Fair Max Cover

Collaboration:: This is a joint project with Dr. Bhaskar DasGupta (project lead), Dr. Tanya Berger-Wolf, and Dr. Anastasios Sidiropoulos.
Publications:: Abolfazl Asudeh, Tanya Berger-Wolf, Bhaskar DasGupta, Anastasios Sidiropoulos. Maximizing coverage while ensuring fairness: a tale of conflicting objective. Algorithmica, 2022, Springer.
Abstract:: The abundance of data, along with recent advancements in computation, has enabled precise algorithmic decisions that could foster just and prosperous societies. Yet, as beneficial as these can be, irresponsible implementation of such algorithms can harm societies and individuals at an unprecedented scale. A large number of social policy decisions can be modeled as instances of the maximum coverage problem where, given a universe of elements and a collection of sets, the goal is to select k sets that maximize the number of elements covered by them. Unfortunately, in societal applications, due to the impact of historical biases in the underlying data and reality itself, solely optimizing for coverage can lead to unfair selections that can harm specific minorities. In this project, We introduce the fair maximum coverage problem for addressing this issue. We study not only the computational complexity of the problem but also the complexity of finding a valid solution for it. We provide a relaxed version of the problem that allows solutions with an ε-approximation on the fairness constraint. Next, proving an inapproximability for the problem for deterministic polynomial algorithms, we design a randomized approximation algorithm with guarantees on approximation on the disparity ratio.
[code]

Description

Algorithmic decision making is changing both small personal choices and big policy decisions. Recent advancements in computation, along with the abundance of big data, have provided a unique opportunity to make wise and precise decisions that foster just and prosperous societies. However, careless development of data-driven tools can not only fail to help but may create obstacles at an unprecedented scale. Unfortunately, algorithmic fairness has become a concern as these tools constantly fall short in satisfying their promise of efficiency and impartiality. Fortunately, following this, there has been an emerging research direction on algorithmic fairness, mainly in AI, focusing on ensuring that the outcomes of machine learning models are fair, for some definition of fairness. Despite this extensive research, fairness in many aspects of algorithmic data mining has not yet been well-explored.
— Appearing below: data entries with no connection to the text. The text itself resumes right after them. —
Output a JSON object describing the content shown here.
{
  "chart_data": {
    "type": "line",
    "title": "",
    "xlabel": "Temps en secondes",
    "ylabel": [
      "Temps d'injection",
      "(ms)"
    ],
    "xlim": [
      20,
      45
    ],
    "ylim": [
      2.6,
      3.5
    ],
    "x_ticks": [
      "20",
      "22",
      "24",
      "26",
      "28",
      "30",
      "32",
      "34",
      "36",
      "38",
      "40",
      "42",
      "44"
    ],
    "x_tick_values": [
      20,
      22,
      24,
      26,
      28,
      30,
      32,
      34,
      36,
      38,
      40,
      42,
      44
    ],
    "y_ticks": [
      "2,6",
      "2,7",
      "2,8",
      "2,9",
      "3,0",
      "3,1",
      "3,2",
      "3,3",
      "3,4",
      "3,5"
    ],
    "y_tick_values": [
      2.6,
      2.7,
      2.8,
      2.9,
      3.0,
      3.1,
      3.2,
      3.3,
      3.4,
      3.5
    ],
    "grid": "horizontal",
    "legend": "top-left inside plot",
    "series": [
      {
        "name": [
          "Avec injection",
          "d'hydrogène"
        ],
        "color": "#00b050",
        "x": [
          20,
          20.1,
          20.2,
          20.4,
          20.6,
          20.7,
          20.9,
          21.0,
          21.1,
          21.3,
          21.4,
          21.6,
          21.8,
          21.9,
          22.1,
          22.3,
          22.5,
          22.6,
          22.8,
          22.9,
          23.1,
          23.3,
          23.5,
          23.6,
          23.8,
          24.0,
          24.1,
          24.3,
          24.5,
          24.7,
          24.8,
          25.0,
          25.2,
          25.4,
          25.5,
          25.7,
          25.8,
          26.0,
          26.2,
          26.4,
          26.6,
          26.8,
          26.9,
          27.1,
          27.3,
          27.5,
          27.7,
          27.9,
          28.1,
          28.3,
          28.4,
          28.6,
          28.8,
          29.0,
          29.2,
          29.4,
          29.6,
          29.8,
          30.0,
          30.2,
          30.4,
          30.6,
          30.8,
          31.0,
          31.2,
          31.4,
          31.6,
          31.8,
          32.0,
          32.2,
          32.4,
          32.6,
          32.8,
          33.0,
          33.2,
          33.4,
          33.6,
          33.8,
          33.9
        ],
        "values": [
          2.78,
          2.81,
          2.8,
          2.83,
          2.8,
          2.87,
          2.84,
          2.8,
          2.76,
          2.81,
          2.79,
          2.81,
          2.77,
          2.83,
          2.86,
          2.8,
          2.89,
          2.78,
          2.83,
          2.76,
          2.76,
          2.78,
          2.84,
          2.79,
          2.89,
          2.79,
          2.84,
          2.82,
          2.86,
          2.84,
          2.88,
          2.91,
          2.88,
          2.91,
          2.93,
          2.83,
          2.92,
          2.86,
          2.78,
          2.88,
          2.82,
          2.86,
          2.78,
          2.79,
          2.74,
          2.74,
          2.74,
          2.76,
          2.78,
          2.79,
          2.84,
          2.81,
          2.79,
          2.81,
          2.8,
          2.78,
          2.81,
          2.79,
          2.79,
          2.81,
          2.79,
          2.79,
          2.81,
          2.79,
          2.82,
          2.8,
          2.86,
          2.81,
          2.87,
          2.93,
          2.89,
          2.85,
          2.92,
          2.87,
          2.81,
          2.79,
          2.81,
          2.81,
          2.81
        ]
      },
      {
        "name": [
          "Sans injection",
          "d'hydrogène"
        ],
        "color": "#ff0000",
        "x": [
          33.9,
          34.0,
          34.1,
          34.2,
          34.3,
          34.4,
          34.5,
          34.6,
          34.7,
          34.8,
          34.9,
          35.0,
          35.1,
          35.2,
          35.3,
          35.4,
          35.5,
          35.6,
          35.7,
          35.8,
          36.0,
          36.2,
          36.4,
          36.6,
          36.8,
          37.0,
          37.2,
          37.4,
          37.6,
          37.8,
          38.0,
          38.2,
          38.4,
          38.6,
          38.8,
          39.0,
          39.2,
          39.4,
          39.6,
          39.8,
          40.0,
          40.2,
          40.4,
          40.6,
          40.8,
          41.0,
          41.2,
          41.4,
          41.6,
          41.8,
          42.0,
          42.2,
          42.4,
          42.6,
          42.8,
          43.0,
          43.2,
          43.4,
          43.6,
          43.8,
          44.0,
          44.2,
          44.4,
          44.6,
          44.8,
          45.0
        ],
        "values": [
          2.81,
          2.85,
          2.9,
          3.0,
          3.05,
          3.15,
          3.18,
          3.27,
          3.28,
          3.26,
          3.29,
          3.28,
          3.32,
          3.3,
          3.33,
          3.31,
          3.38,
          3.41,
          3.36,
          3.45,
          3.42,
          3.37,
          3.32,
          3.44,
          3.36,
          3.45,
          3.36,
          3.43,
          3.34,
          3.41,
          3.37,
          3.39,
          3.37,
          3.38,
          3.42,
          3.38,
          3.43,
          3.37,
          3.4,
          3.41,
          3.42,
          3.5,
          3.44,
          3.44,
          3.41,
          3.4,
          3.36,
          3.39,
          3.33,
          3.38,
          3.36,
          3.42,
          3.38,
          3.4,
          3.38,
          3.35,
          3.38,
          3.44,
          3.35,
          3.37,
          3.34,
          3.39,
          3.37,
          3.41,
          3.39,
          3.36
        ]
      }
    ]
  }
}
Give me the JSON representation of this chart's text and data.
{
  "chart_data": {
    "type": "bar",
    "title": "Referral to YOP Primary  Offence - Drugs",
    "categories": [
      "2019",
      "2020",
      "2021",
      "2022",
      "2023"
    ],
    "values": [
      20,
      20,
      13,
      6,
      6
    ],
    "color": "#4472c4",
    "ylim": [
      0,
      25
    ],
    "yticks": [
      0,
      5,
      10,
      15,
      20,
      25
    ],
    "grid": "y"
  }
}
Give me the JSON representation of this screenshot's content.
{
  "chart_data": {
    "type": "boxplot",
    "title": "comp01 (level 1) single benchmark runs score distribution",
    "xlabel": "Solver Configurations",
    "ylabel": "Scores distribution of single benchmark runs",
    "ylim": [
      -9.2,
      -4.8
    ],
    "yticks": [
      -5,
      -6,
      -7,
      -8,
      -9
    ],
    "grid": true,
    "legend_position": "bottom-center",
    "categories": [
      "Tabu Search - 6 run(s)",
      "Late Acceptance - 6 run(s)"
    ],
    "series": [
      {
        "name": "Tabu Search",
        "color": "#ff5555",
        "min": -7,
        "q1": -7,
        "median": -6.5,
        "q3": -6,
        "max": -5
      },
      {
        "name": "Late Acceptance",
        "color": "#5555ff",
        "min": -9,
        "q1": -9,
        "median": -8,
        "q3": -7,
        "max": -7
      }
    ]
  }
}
Making selections that either directly or indirectly impact different groups of people is a task that is increasingly often done with the help of data. Such decisions range from the choice of hospitals to provide certain medical services to choosing social datasets for training predictive models. A sizable set of these problems can be viewed as special cases of the traditional maximum coverage (MC) problem. In such settings, one aims to make a limited number of selections, from different available options, each benefiting different communities or groups of people. The objective is to maximize the number of people that receive the benefit, or, in other words, to maximize the ``coverage''.

Unfortunately, historical discrimination, biases, and stereotypes against minorities have biased the society and the data. For example, the city of Chicago has been segregated as a result of redlining. This has an effect on many aspects of society, as seen through the lens of data, such as, for example, crime-rate. As a result, blindly optimizing for coverage, without considering the societal impacts can result in biased algorithms that are, for example, racist or sexist, or hurt marginalized people. Consider the city of Chicago as an example: police want to maximize coverage over the number crimes it can ``quickly'' respond to. Using Chicago crime-rate data, the police end up being more present in certain areas, which are heavily biased towards minority communities. More police presence in those areas increases the arrest chance for individuals living there; the higher arrest rate (playing as a proxy for crime rate) results in even more police presence in those neighborhoods, and this ill cycle keeps increasing the racial bias gap in the city.

The wide range of problems modeled as instances of MC underscore the importance of designing responsible algorithms that, while optimizing for coverage, also guarantee fairness. In this project, we formulate the problem as Fair Maximum Coverage (FMC), based on the notion of demographic parity. We propose complexity analysis and approximation algorithms for the problem under different settings.